Conforme avancemos iremos analizando cada uno de estos mitos sin fundamento y estas mentiras que rondan a esta ciencia.

 Vivimos en un mundo sin eugenesia en el que la calidad humana ha bajado, gobernado por idiotas y gente sin valores, vivimos en un mundo en el que la calidad genética del ser humano está cada vez más atrofiada. Los científicos de esta época están más interesados en crear medios de vida mejor para el ser humano pero ninguno de ellos está interesado en el mejoramiento de la raza humana, todo lo contrario su objetivo es atrofiar y devaluar cada vez más la genética humana.
En un mundo sin eugenesia el ser humano es una criatura enfermiza, desequilibrada emocionalmente y atrofiado genéticamente.
 Es en este mundo sin eugenesia en el que ha habido un incremento de personas sin ética, de criminales, de pederastas, asesinos en serie, degenerados sexuales, personas con desórdenes alimenticios, neurológicos, psicóticos y compulsivos.
Cada vez se descubren nuevas patologías, nuevos trastornos y esto incrementa con el paso de los años. Definitivamente vivimos en un mundo sin eugenesia.
El mundo moderno ha traicionado las leyes de la biología, le ha dado la espalda a la naturaleza y el precio es un mundo caótico regido por leyes antinaturales y en donde la calidad genética ha caído.
El Sistema no quiere un mejoramiento de la raza humana, quiere una civilización de idiotas, genéticamente deficientes y dóciles a los cuales dominar.

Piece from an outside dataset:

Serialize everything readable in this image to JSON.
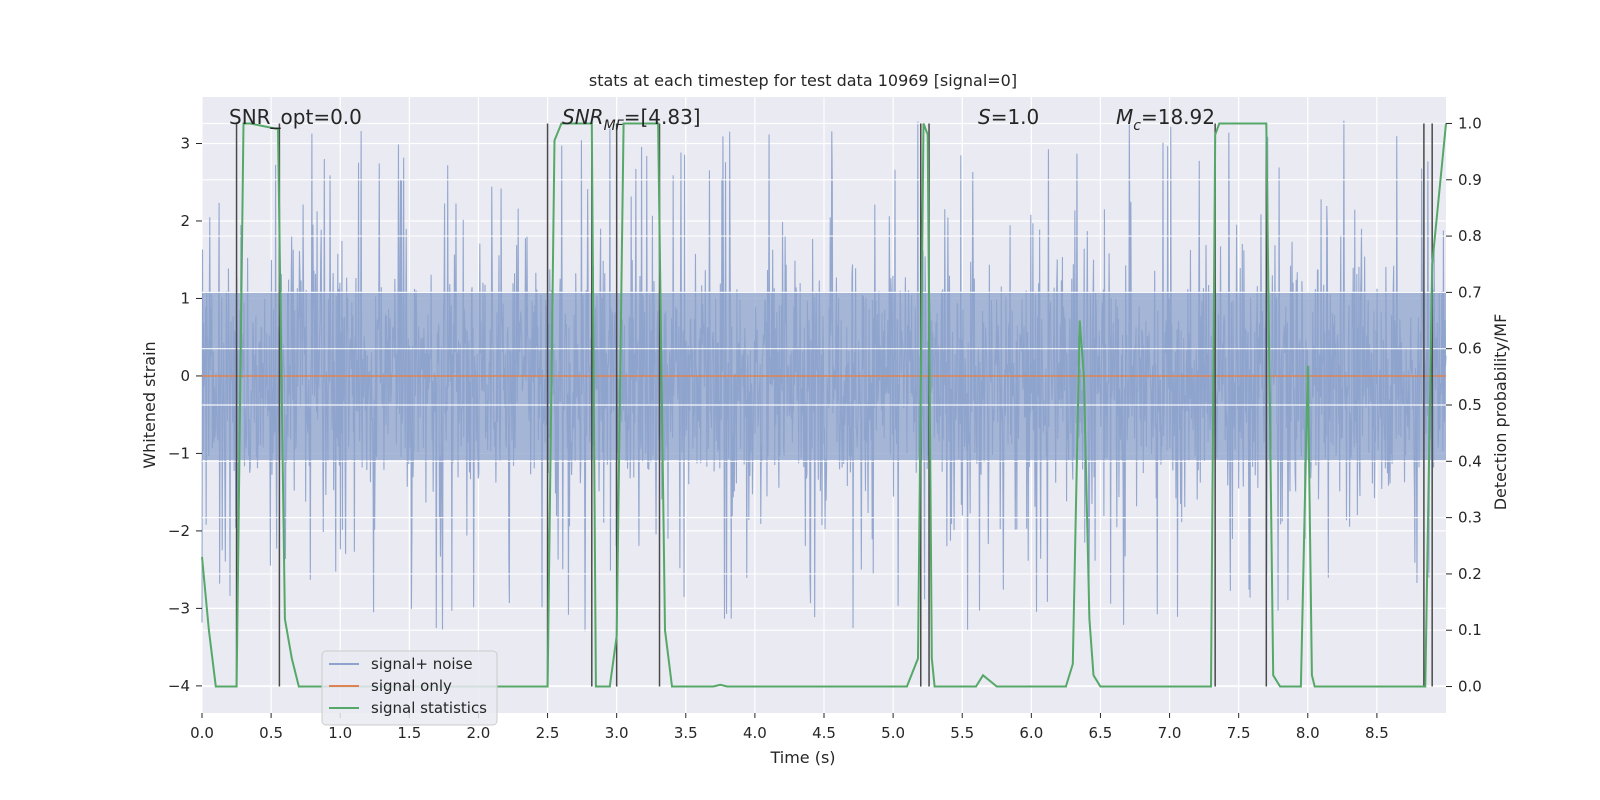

He decidido escribir una serie de artículos de dicados a este tema, a la importancia de la eugenesia en nuestro entorno, por qué esta ciencia debe revivir si el ser humano quiere sobrevivir a esta Edad Oscura.
 A lo largo de estos artículos vamos a ver la importancia de la eugenesia en el mundo actual, veremos que las sociedades que han implementado la eugenesia han sido las más elevadas tanto espiritualmente como materialmente, desmembraremos algunas mentiras del Sistema y veremos como la eugenesia es una ciencia de vida y no de muerte.
El objetivo de esta serie de artículos es crear una conciencia sobre la importancia de la eugenesia, ni crear una verdad absoluta o decir algo nuevo respecto a la eugenesia.
Mi objetivo es romper un tabú y que la gente vaya acercándose a esta ciencia sin miedos o prejuicios.
Por ultimo quisiera decir que esto no es una defensa a la superioridad de unos sobre otros ni un manifiesto en apoyo al exterminio de aquellos considerados indeseados. Este largo ensayo es una defensa de la vida.